— Это я тебе предсказывал? Теперь о твоей работе говорит весь мир!
Работа была им тотчас прочтена вслух, и он делал вид, будто всё понял. Растрогался еще и от того, что в конце Альберт выразил «благодарность» своему другу М. Бессо». Прочитав слова: «Wir wollen diese Vermutung (deren Inhalt im folgenden Prinzip der Relativitдt genannt werden wird) zur Voraussetzung erheben», он многозначительно поднял палец. В этот день были выпиты две бутылки пива, а после них Альберт что-то играл на скрипке, — от волнения еще хуже, чем обычно.

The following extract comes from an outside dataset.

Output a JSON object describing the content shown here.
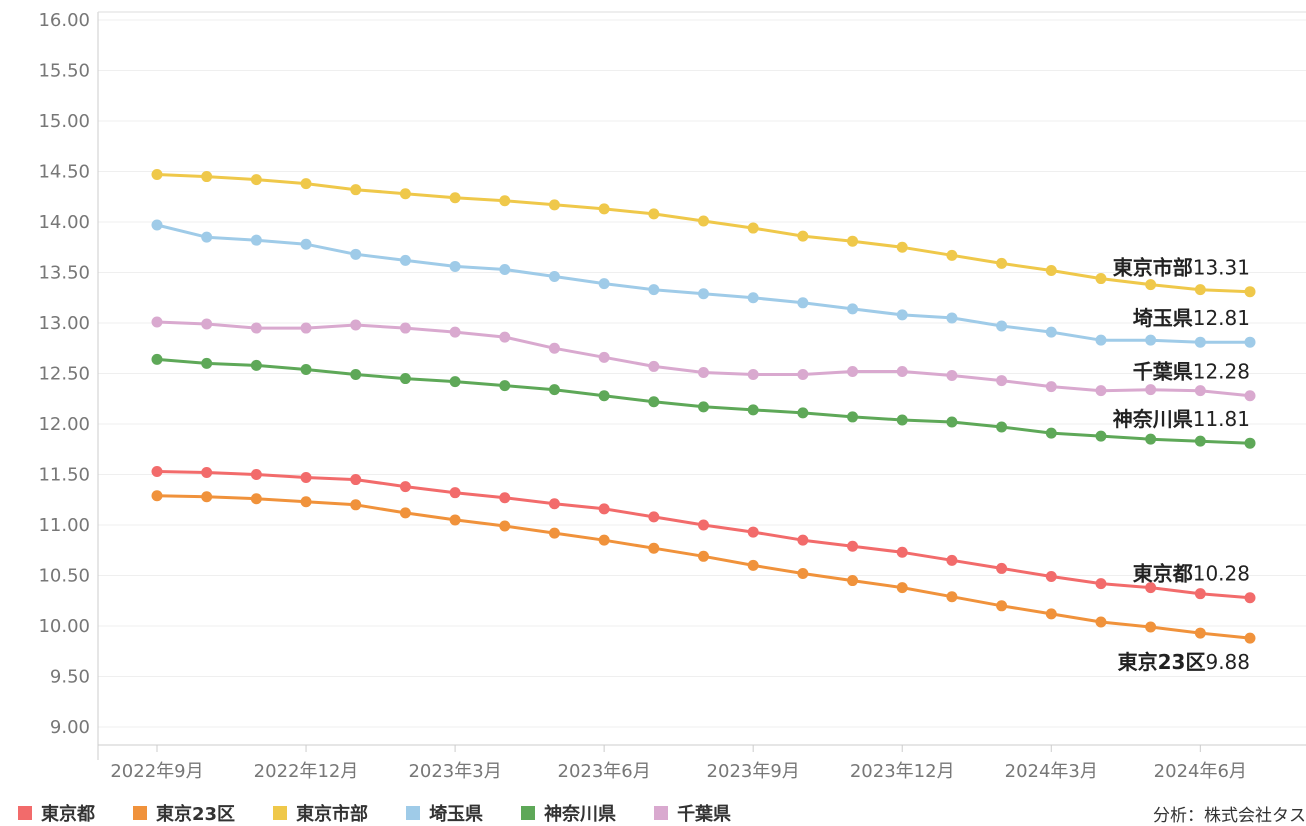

На следующий день он принес в Патентное бюро тетрадь в светло-коричневой обложке. Товарищи корректно его поздравили, хотя и не без некоторого недоумения: «Лучше бы этот юный, одетый как нищий, иностранец больше занимался патентами». Он зарабатывал свой хлеб добросовестно, но в самом деле интересовался патентами очень мало. Больше в бюро о работе не говорили. Вопреки предсказанию Бессо, не говорил о ней и «весь мир».
Однако через некоторое время пришло письмо из редакции: секретарь — тоже с некоторым скрытым недоумением — сообщал ему, что его работой чрезвычайно заинтересовались три знаменитости: Анри Пуанкаре, Вант Гофф и Гендрик Лорентц. Спрашивали: кто такой этот А. Эйнштейн? где преподает?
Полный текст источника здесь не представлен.